CAPÍTULO IV

Nuevo empleo que confirió el ministro a Santillana.

E fué tan sensible la desgracia de Lucrecia y experimenté tantos remordimientos de haber contribuido a ella, que, considerándome como un infame, a pesar de la elevación del amante a quien había servido, resolví abandonar para siempre el caduceo, y manifestando al ministro la repugnancia que me causaba el llevarle, le supliqué me emplease en cualquier otra cosa. «Santillana —me dijo—, me agrada sobremanera tu delicadeza, y pues eres un mozo tan honrado, quiero darte una ocupación más conforme a tu prudencia; óyela y escucha con atención la confianza que voy a hacerte. Algunos años antes de mi privanza —continuó— vi por casualidad a una dama que me pareció tan airosa y tan linda que hice la siguiesen. Supe que era una genovesa llamada doña Margarita Espínola, que vivía en Madrid a expensas de su hermosura. Me dijeron también que don Francisco de Valcárcel, alcalde de corte, sujeto anciano, rico y casado, gastaba mucho con ella. Esta circunstancia, que al parecer debiera haberme inspirado desprecio hacia ella, encendió en mí el deseo más vehemente de entrar a la parte en sus favores con Valcárcel. Para satisfacer este capricho me valí de una medianera de amor, cuya habilidad me facilitó en breve tiempo una conversación secreta con la genovesa, a la que siguieron otras muchas, de manera que tanto mi rival como yo éramos igualmente bien admitidos, gracias a nuestras dádivas, y quizá tendría algún otro galán tan favorecido como nosotros dos. Como quiera que sea, Margarita, en aquella confusión de cortejantes, llegó insensiblemente a ser madre y dio a luz un niño, con cuya paternidad quiso honrar a cada uno de sus amantes en particular; pero como ninguno podía preciarse en conciencia de que le era debido aquel honor, todos lo renunciaron; de suerte que la genovesa se vio precisada a criarle en su casa con el producto de sus galanteos, lo que duró diez y ocho años, al cabo de los cuales murió la madre, dejando a su hijo sin bienes y (lo peor de todo) sin educación. Tal es —continuó su excelencia— la confianza que tenía que hacerte; ahora voy a enterarte del gran proyecto que tengo formado. Quiero sacar de su infeliz suerte a este joven sin ventura, y, haciéndole pasar de un extremo a otro, elevarle a los honores y reconocerle por hijo mío».

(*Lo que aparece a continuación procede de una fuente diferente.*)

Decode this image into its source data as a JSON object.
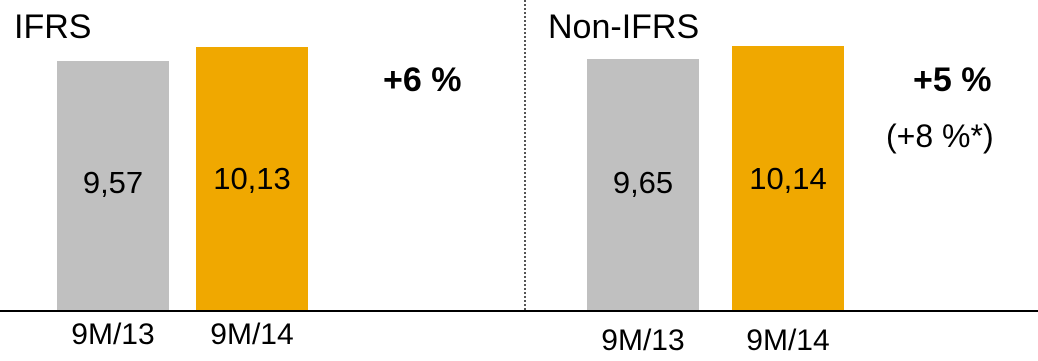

Al oír un proyecto tan extravagante, no me fué posible callar. «¡Cómo, señor! —exclamé—. ¿Es posible que haya cabido en vuestra excelencia una resolución tan extraña? (Perdóneme vuestra excelencia esta expresión, hija de mi celo)». «Tú la hallarás justa —replicó con precipitación— cuando te haya dicho las razones que me han determinado a tomarla. No quiero sean herederos míos mis parientes colaterales. Tal vez me dirás que no soy tan viejo que no pueda todavía esperar tener sucesión con la condesa de Olivares; pero cada uno se conoce a sí mismo. Bástete saber que he probado inútilmente todos los secretos de la química para volver a ser padre. Así, pues, ya que la fortuna, supliendo lo que falta a la Naturaleza, me presenta un muchacho del cual no es del todo imposible sea yo el verdadero padre, quiero adoptarle por hijo. Así lo he resuelto».

Viendo yo encaprichado al ministro en semejante adopción, dejé de oponerme a su idea, sabiendo era capaz de cualquier gran desacierto antes que desistir de su parecer. «Ahora sólo se trata —prosiguió él— de dar una educación correspondiente a don Enrique Felipe de Guzmán, porque bajo este nombre quiero que sea conocido hasta que se halle en estado de poseer las dignidades que le esperan. En ti, mi querido Santillana, he puesto los ojos para que le gobiernes. Descuido enteramente en tu capacidad y en tu adhesión hacia mí sobre el cuidado de establecer su casa, de proporcionarle toda clase de maestros y, en una palabra, de hacerlo un caballero completo». Quise negarme a admitir semejante empleo, representando al conde-duque que no podía en conciencia encargarme de un ministerio que jamás había ejercido y que pedía más ilustración y mérito del que yo tenía; pero luego me interrumpió y me tapó la boca diciendome con entereza que absolutamente quería fuese yo el ayo de su hijo adoptivo, a quien destinaba para ocupar los primeros puestos de la Monarquía. Me resigné, pues, a desempeñar este destino por complacer a su excelencia, quien, en premio de mi condescendencia, aumentó mi escasa renta con una pensión de mil escudos, que hizo se me concediese, o más bien me dio él, sobre una encomienda de la Orden de Montesa.